President Barack Obama's campaign released a spot focusing on Florida residents, who say in the video that Ryan's proposed voucher system for Medicare would amount to ending the health care system designed for senior citizens. Romney campaigns in Florida on Monday while Ryan attends the Iowa State Fair.
"I heard that there were cuts across the board on social programs," one woman says in the spot.
"Medicare is going to be a boon for senior citizens who would otherwise choose between food and going to the doctor," says another.
Ryan's proposals, first introduced in 2011, include the provision that Medicare-approved private insurers would one day compete with traditional Medicare on an exchange. The proposal would not affect Americans over age 55. The plan's opponents say that would increase the financial burden on senior citizens.
Ryan, a seven-term congressman from Wisconsin, said Sunday the intention of his plan is to remake Medicare so that it remains financially soluble for future generations.
"My mom is a Medicare senior in Florida," he said on CBS. "Our point is we need to preserve their benefits, because government made promises to them that they've organized their retirements around."
"In order to make sure we can do that, you must reform it for those of us who are younger," he continued. "And we think these reforms are good reforms that have bipartisan origins."

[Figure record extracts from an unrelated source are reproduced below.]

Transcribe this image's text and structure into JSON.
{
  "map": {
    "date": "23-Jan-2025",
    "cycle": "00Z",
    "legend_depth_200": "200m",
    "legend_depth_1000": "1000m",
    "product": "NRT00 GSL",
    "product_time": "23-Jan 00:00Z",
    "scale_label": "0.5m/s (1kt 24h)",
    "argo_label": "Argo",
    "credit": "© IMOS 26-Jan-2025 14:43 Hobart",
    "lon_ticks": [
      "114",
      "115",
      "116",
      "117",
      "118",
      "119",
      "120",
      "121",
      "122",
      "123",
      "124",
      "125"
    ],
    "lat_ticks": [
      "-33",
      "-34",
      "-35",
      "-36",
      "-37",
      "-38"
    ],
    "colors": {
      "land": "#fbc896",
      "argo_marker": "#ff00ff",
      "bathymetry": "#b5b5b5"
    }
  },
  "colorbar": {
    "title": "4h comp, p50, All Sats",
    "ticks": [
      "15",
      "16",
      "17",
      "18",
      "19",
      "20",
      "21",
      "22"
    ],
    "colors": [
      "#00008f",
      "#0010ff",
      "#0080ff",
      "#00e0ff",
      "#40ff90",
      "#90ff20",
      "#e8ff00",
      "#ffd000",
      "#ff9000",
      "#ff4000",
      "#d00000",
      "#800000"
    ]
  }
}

On Sunday, Romney campaign aide Brendan Buck said Ryan would campaign in central Florida next weekend, a rebuff to critics who said the vice presidential candidate was skipping Romney's stops in Florida this week to avoid questions about his Medicare proposals from senior citizens there.
All the same, Romney surrogates on Sunday were quick to point out that Romney's name was at the top of the GOP ticket, and that he would advance his own economic proposals if elected president.

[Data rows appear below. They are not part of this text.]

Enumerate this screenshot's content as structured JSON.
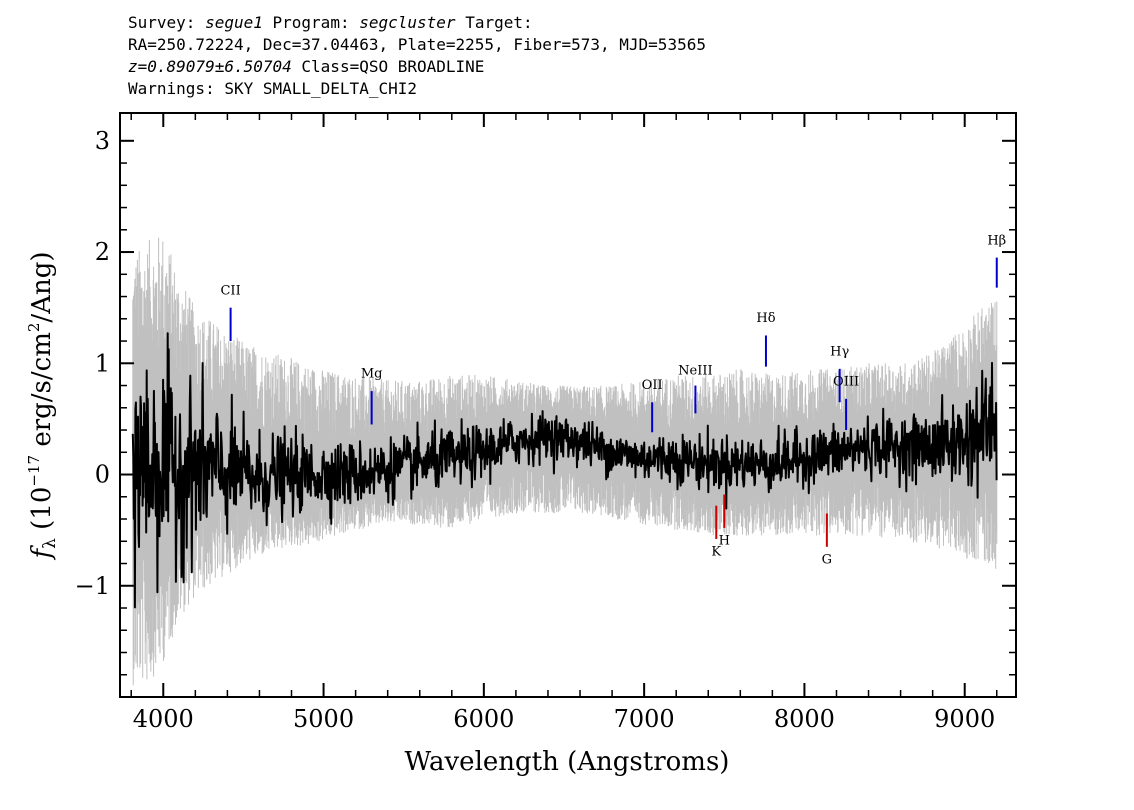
{
  "header": {
    "line1": {
      "survey_label": "Survey:",
      "survey": "segue1",
      "program_label": "Program:",
      "program": "segcluster",
      "target_label": "Target:"
    },
    "line2": "RA=250.72224, Dec=37.04463, Plate=2255, Fiber=573, MJD=53565",
    "line3": {
      "z": "z=0.89079±6.50704",
      "class": "Class=QSO BROADLINE"
    },
    "line4": "Warnings: SKY SMALL_DELTA_CHI2"
  },
  "chart_data": {
    "type": "line",
    "xlabel": "Wavelength (Angstroms)",
    "ylabel": {
      "pre": "f",
      "sub": "λ",
      "mid": " (10",
      "exp": "−17",
      "post": " erg/s/cm",
      "exp2": "2",
      "tail": "/Ang)"
    },
    "xlim": [
      3730,
      9320
    ],
    "ylim": [
      -2.0,
      3.25
    ],
    "x_ticks": [
      4000,
      5000,
      6000,
      7000,
      8000,
      9000
    ],
    "x_tick_labels": [
      "4000",
      "5000",
      "6000",
      "7000",
      "8000",
      "9000"
    ],
    "y_ticks": [
      -1,
      0,
      1,
      2,
      3
    ],
    "y_tick_labels": [
      "−1",
      "0",
      "1",
      "2",
      "3"
    ],
    "grid": false,
    "series": [
      {
        "role": "noise-envelope",
        "color": "#c0c0c0",
        "x": [
          3810,
          3900,
          4000,
          4100,
          4200,
          4300,
          4400,
          4500,
          4600,
          4700,
          4800,
          4900,
          5000,
          5200,
          5400,
          5600,
          5800,
          6000,
          6200,
          6400,
          6600,
          6800,
          7000,
          7200,
          7400,
          7600,
          7800,
          8000,
          8200,
          8400,
          8600,
          8800,
          9000,
          9100,
          9200
        ],
        "upper": [
          2.0,
          2.1,
          2.2,
          1.8,
          1.5,
          1.4,
          1.3,
          1.2,
          1.15,
          1.1,
          1.05,
          1.0,
          0.95,
          0.9,
          0.85,
          0.85,
          0.9,
          0.9,
          0.85,
          0.8,
          0.8,
          0.8,
          0.85,
          0.9,
          0.9,
          0.95,
          0.9,
          0.95,
          0.95,
          1.0,
          1.0,
          1.1,
          1.35,
          1.5,
          1.6
        ],
        "lower": [
          -1.9,
          -1.9,
          -1.7,
          -1.3,
          -1.1,
          -1.0,
          -0.9,
          -0.8,
          -0.75,
          -0.7,
          -0.65,
          -0.65,
          -0.6,
          -0.5,
          -0.45,
          -0.45,
          -0.5,
          -0.4,
          -0.35,
          -0.35,
          -0.35,
          -0.4,
          -0.45,
          -0.5,
          -0.55,
          -0.55,
          -0.55,
          -0.55,
          -0.55,
          -0.55,
          -0.6,
          -0.65,
          -0.75,
          -0.8,
          -0.85
        ]
      },
      {
        "role": "flux",
        "color": "#000000",
        "x": [
          3810,
          3900,
          4000,
          4100,
          4200,
          4300,
          4400,
          4500,
          4600,
          4700,
          4800,
          4900,
          5000,
          5200,
          5400,
          5600,
          5800,
          6000,
          6200,
          6400,
          6600,
          6800,
          7000,
          7200,
          7400,
          7600,
          7800,
          8000,
          8200,
          8400,
          8600,
          8800,
          9000,
          9100,
          9200
        ],
        "y": [
          0.1,
          0.1,
          0.1,
          0.05,
          0.05,
          0.05,
          0.0,
          0.0,
          -0.05,
          0.0,
          0.0,
          0.0,
          0.0,
          0.0,
          0.05,
          0.1,
          0.15,
          0.2,
          0.3,
          0.35,
          0.3,
          0.2,
          0.15,
          0.15,
          0.1,
          0.1,
          0.1,
          0.15,
          0.2,
          0.25,
          0.25,
          0.25,
          0.3,
          0.4,
          0.5
        ],
        "noise": [
          0.55,
          0.5,
          0.45,
          0.4,
          0.35,
          0.3,
          0.25,
          0.22,
          0.2,
          0.18,
          0.17,
          0.16,
          0.15,
          0.14,
          0.13,
          0.13,
          0.13,
          0.12,
          0.11,
          0.1,
          0.1,
          0.1,
          0.1,
          0.11,
          0.12,
          0.12,
          0.12,
          0.12,
          0.12,
          0.13,
          0.13,
          0.15,
          0.2,
          0.25,
          0.3
        ]
      }
    ],
    "line_markers": [
      {
        "label": "CII",
        "x": 4420,
        "y0": 1.2,
        "y1": 1.5,
        "label_y": 1.62,
        "color": "#0000cc"
      },
      {
        "label": "Mg",
        "x": 5300,
        "y0": 0.45,
        "y1": 0.75,
        "label_y": 0.87,
        "color": "#0000cc"
      },
      {
        "label": "OII",
        "x": 7050,
        "y0": 0.38,
        "y1": 0.65,
        "label_y": 0.77,
        "color": "#0000cc"
      },
      {
        "label": "NeIII",
        "x": 7320,
        "y0": 0.55,
        "y1": 0.8,
        "label_y": 0.9,
        "color": "#0000cc"
      },
      {
        "label": "Hδ",
        "x": 7760,
        "y0": 0.97,
        "y1": 1.25,
        "label_y": 1.37,
        "color": "#0000cc"
      },
      {
        "label": "Hγ",
        "x": 8220,
        "y0": 0.65,
        "y1": 0.95,
        "label_y": 1.07,
        "color": "#0000cc"
      },
      {
        "label": "OIII",
        "x": 8260,
        "y0": 0.4,
        "y1": 0.68,
        "label_y": 0.8,
        "color": "#0000cc"
      },
      {
        "label": "Hβ",
        "x": 9200,
        "y0": 1.68,
        "y1": 1.95,
        "label_y": 2.07,
        "color": "#0000cc"
      },
      {
        "label": "K",
        "x": 7450,
        "y0": -0.58,
        "y1": -0.28,
        "label_y": -0.73,
        "color": "#cc0000"
      },
      {
        "label": "H",
        "x": 7500,
        "y0": -0.48,
        "y1": -0.18,
        "label_y": -0.63,
        "color": "#cc0000"
      },
      {
        "label": "G",
        "x": 8140,
        "y0": -0.65,
        "y1": -0.35,
        "label_y": -0.8,
        "color": "#cc0000"
      }
    ]
  }
}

"It is the Romney-Ryan ticket, and as president, Romney will be putting forth his own budget," Senior Romney campaign adviser Ed Gillespie said on CNN's "State of the Union."
Democrats, however, have been eager include Romney when discussing Ryan's budget plan.
"I don't think it's a solid message at all. Especially for independents and obviously seniors in Florida," Rep. Chris Van Hollen of Maryland, the ranking member of the House Budget Committee that Ryan chairs, said on CNN's "Starting Point with Soledad O'Brien"
"The Ryan plan, the Romney plan, simply transfers the growing risks and costs on to seniors and in the process, it gives seniors a much worse deal on health care than members of Congress have. So you're going to be saying to folks on Medicare, 'members of Congress get a lot more health care security in the plan they have than we're going to give to seniors on Medicare."